Hornwort spread about a swampy area.

Hornwort is a vigorous, invasive, submerged, aquatic perennial found in fresh water down to 16 metres in very clear water, once used as an aquarium and ornamental pond plant. Lacking roots, Hornwort is often free-floating, although its modified base leaves can act as roots, anchoring the plant in sediment or around obstructions in flowing waters. The stems are up to 7 metres long, branched and brittle. The green, forked leaves with toothed edges are arranged in whorls of 7–12. The flowers are minute and no seed is set in New Zealand, but the stem fragments can grow to form new plants. It is considered to be one of the worst introduced water weeds in New Zealand.

It was introduced into the North Island in 1961; the first South Island infestation was found in the Moutere Stream in 2001 and it was subsequently found in a number of other freshwater ponds in the Tasman-Nelson region. An active campaign of eradication has been conducted by the Department of Conservation and Tasman District Council, with support from occupiers.

Reasons for the Strategy

The thin, wispy leaves of Hornwort.

Hornwort grows rapidly and forms dense rafts of weed that can choke waterways, disrupting fishing, boating and other water-based recreational activities, affecting water intakes for irrigation and dams, and severely impacting on other aquatic organisms. It is spread by stem fragments; plants are easily transported to other waterways by machinery, boats, trailers and nets. It is difficult to eradicate. As such, it represents a major threat to South Island rivers and lakes, as well as to irrigation schemes and hydroelectric dams.

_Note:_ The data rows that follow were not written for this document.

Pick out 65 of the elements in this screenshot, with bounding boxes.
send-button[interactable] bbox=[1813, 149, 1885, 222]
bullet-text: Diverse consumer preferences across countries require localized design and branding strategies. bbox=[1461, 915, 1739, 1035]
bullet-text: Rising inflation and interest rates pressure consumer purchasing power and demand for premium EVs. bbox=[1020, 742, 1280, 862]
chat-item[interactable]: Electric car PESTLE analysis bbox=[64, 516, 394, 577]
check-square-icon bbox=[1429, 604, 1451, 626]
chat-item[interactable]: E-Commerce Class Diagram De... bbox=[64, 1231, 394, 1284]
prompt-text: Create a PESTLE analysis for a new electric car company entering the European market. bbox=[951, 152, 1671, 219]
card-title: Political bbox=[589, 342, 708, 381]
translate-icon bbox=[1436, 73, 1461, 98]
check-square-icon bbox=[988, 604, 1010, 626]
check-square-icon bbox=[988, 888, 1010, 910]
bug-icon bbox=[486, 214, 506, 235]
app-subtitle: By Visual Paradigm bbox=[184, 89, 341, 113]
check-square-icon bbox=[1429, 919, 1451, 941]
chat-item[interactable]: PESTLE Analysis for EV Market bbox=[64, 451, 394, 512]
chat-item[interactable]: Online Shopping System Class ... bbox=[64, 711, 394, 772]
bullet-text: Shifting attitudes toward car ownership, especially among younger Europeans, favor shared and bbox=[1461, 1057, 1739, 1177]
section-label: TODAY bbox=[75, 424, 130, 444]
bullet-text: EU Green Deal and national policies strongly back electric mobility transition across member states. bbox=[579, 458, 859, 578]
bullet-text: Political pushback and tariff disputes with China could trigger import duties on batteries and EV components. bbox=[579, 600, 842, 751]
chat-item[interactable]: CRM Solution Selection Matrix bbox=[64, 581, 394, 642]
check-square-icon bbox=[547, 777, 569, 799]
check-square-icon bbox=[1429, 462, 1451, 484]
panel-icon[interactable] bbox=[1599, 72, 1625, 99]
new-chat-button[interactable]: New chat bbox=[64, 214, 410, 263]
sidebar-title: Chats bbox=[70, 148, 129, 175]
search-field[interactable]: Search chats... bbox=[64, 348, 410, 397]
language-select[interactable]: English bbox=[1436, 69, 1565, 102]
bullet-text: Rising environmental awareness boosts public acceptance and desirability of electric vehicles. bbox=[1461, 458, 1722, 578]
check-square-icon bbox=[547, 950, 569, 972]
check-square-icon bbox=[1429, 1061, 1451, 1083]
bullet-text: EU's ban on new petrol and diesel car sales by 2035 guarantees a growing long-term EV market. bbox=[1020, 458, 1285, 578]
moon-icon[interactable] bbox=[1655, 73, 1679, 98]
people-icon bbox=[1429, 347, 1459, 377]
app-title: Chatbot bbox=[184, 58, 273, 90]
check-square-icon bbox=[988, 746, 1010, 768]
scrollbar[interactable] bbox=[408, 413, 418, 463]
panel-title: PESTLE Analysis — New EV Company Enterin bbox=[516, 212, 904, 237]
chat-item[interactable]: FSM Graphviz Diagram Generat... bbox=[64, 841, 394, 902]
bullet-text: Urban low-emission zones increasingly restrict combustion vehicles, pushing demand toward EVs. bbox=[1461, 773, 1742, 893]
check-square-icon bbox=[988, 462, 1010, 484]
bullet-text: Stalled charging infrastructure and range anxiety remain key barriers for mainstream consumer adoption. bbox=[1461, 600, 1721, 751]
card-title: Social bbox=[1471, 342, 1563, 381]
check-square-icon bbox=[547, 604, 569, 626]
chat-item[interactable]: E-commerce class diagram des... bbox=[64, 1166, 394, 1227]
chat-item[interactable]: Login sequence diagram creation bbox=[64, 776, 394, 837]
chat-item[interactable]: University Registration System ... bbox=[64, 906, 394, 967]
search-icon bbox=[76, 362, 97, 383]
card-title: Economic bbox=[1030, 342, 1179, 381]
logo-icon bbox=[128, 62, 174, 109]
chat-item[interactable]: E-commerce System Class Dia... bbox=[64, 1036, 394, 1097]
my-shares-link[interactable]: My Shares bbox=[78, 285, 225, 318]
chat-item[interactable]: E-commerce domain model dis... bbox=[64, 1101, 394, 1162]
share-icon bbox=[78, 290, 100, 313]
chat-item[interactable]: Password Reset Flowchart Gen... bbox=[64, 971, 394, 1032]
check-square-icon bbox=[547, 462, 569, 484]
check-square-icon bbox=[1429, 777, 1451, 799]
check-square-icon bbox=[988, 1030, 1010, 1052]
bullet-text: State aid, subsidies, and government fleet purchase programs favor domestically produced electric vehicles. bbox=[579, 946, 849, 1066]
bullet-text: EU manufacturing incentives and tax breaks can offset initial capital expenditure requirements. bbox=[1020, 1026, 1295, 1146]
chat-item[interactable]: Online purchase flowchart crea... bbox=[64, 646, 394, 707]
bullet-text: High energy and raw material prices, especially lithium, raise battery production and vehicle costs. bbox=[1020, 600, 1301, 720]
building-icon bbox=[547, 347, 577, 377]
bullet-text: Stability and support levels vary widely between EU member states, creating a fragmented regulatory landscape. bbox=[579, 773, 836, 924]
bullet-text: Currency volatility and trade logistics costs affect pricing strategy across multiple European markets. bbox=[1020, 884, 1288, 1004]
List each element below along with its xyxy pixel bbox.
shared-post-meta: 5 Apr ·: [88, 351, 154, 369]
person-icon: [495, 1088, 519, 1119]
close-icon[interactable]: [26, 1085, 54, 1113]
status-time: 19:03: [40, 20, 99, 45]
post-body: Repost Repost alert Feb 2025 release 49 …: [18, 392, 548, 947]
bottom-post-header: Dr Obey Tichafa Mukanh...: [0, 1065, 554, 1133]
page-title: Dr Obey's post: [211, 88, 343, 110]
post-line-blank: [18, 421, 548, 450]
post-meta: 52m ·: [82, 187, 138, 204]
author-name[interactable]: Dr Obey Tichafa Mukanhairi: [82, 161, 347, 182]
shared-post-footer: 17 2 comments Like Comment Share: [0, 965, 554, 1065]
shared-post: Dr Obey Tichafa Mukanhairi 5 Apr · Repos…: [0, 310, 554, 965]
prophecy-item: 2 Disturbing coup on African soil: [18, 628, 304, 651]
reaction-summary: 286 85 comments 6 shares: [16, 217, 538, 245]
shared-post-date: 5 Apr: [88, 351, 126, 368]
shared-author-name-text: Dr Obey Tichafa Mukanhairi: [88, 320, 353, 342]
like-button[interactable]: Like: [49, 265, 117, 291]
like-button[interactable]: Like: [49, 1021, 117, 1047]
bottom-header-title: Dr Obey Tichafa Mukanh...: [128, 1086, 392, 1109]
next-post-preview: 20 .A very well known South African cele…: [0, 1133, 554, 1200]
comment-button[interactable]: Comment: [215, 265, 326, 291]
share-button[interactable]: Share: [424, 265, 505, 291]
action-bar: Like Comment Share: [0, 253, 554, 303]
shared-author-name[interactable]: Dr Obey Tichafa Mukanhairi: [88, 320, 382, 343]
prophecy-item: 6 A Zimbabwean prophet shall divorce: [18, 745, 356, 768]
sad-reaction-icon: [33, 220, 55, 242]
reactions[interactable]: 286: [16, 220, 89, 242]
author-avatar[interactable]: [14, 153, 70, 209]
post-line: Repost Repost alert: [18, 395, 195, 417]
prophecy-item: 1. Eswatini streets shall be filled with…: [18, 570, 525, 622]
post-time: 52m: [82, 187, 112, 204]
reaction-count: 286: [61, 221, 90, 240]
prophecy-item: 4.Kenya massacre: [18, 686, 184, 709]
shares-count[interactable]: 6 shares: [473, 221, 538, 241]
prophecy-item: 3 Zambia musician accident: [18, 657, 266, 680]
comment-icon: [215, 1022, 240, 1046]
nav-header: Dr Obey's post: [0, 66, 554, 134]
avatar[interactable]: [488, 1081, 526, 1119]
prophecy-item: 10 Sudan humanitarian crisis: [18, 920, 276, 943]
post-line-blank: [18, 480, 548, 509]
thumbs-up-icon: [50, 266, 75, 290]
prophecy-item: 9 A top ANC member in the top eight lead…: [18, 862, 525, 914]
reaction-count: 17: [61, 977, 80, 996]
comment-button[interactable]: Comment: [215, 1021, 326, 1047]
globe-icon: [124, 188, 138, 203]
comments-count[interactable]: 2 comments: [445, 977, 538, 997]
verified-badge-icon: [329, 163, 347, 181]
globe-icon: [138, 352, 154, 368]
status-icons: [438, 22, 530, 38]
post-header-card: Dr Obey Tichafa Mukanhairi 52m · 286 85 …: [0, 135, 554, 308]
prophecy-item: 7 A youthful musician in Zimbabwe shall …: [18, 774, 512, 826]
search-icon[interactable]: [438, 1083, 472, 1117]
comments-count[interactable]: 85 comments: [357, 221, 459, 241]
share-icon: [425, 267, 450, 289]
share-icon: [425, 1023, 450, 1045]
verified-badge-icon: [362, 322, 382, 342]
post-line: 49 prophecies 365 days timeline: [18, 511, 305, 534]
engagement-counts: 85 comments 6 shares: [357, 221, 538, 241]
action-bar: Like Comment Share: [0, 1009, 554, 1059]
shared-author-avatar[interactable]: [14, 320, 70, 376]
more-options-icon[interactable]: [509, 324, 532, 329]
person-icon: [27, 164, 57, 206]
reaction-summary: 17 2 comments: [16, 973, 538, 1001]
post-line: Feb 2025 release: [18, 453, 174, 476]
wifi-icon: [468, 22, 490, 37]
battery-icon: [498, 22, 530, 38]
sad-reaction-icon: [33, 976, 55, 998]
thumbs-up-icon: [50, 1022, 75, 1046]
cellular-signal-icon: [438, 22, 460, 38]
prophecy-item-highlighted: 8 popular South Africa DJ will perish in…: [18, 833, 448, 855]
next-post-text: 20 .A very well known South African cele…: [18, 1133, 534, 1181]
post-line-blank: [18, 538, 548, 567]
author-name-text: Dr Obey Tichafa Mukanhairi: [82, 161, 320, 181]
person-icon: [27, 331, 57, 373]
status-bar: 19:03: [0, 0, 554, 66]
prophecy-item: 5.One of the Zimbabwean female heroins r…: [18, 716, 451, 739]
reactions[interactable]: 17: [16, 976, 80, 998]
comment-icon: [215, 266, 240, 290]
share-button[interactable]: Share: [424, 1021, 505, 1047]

In the Tasman-Nelson region, prompt action by the Department of Conservation over a number of years, assisted by the Management Agency, appears to have eradicated it. Hornwort’s ability to regenerate from vegetative fragments means that intensive monitoring is essential. It is classified as an unwanted organism and the Management Agency is currently contracted by Biosecurity New Zealand to undertake surveillance. Biosecurity New Zealand is committed to its eradication in the South Island.

Hornwort is assessed at “2” on the infestation curve. It has been recorded in the Moutere Stream and in a small number of ponds on privately-owned land in Tasman District. The Management Agency is hopeful that it has been eliminated from these sites. The low incidence of Hornwort in the Tasman-Nelson region, extensive areas of suitable habitat, and the potential for it to cause significant adverse effects, mean the benefits of total control far outweigh the costs.


Prevention is the key to ensuring that hornwort does not become established in the Nelson region and the rest of the South Island.

  • Hornwort forms a heavy clump of weed which grows just below the surface of the water.
  • The tip of the plant looks like a pine tree sapling. The needle like leaves are 10 - 40mm long.
  • The leaves fork and look like deer horn (hence the name hornwort), and are toothed on one side.


To contribute to the eradication of Hornwort by ensuring that all known sites in the Tasman-Nelson region are inspected annually and any live plants are reported to Biosecurity New Zealand during the term of the Strategy.

Alternative Measures

The alternative option of “do nothing” or relying on voluntary control will not achieve the objective of eradication, and will result in significant additional costs to the community with respect to lost natural values and the increased cost of control in the future.

Strategy Rule for Hornwort

The Management Agency will work with Biosecurity New Zealand for the surveillance and control of Hornwort in water bodies. A breach of Strategy Rule 4.8.5 is an offence under Section 154(r) of the Biosecurity Act 1993.

Biosecurity Act Requirement

No person shall knowingly sell, propagate, breed, release, or commercially display Hornwort, under Sections 52 and 53 of the Act.